At this moment Frederick came to clear off the table.

"How late is it, Frederick?"

"It is going on nine, your Ladyship."

"Well, that is worth listening to. Send Johanna to me."

* * * * *

"Your Ladyship sent for me."

"Yes, Johanna; I want to go to bed. It is still early, to be sure, but I am so alone. Please go out first and post this letter, and when you come back it will surely be time. And even if it isn't."

Effi took the lamp and walked over to her bedroom. Just as she had expected, there lay Rollo on the rush mat. When he saw her coming he arose to make room for her to pass, and rubbed his ear against her hand. Then he lay down again.

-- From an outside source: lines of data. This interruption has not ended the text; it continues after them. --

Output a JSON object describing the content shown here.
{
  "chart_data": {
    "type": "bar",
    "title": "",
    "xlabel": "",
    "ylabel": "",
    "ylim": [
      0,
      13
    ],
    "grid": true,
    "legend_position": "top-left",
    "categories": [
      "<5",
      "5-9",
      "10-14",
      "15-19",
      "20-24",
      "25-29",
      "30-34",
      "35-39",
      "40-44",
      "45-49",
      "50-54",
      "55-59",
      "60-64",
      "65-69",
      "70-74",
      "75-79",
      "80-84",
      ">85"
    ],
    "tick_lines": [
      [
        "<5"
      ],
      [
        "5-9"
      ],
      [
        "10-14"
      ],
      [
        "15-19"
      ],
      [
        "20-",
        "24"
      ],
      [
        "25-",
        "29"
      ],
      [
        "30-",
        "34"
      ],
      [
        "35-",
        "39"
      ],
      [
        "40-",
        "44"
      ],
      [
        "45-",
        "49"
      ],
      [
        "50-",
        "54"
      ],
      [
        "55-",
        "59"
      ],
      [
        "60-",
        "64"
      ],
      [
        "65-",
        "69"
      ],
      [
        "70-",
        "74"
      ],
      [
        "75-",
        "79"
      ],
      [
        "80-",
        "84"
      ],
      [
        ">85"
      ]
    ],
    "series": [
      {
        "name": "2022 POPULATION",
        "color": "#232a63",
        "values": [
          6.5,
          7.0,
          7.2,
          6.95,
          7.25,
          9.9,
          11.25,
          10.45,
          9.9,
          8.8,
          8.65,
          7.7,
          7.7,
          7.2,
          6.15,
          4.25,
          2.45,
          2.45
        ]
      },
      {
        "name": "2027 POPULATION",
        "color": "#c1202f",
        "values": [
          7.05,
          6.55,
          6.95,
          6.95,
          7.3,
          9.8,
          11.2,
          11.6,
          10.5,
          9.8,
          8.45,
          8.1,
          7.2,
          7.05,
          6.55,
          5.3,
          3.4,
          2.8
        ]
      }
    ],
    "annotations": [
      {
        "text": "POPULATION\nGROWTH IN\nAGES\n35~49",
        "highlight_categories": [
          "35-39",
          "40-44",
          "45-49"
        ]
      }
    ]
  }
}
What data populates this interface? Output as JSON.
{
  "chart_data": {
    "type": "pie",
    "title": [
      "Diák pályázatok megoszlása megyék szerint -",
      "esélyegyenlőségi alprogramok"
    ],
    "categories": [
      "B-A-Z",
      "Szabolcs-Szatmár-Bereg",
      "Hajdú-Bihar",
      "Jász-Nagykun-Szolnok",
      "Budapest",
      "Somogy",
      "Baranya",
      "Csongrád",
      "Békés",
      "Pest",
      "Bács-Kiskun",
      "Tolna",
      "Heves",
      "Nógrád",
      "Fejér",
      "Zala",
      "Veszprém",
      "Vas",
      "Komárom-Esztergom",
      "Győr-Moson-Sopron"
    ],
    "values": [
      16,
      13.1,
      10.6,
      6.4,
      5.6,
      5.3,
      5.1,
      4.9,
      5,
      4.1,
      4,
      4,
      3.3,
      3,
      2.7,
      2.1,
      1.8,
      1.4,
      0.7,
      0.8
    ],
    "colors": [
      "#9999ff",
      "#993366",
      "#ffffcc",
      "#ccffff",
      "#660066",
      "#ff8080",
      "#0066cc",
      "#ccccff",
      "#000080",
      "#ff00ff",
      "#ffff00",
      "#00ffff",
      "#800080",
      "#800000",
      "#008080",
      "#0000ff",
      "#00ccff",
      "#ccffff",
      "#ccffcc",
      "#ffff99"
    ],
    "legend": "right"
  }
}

Meanwhile Johanna had gone over to the office to post the letter. Over there she had been in no particular hurry; on the contrary, she had preferred to carry on a conversation with Mrs. Paaschen, the wife of the janitor of the building. About the young wife, of course.

"What kind of a woman is she anyhow?" asked Mrs. Paaschen.

"She is very young."

"Well, that is no misfortune, but rather the opposite. Young wives, and that is just the good thing about them, never do anything but stand before the mirror and pull at themselves and put on some ornament. They don't see much or hear much and have not yet formed the habit of counting the stubs of candles in the kitchen, and they don't begrudge a maid a kiss if she gets one, simply because she herself no longer gets any."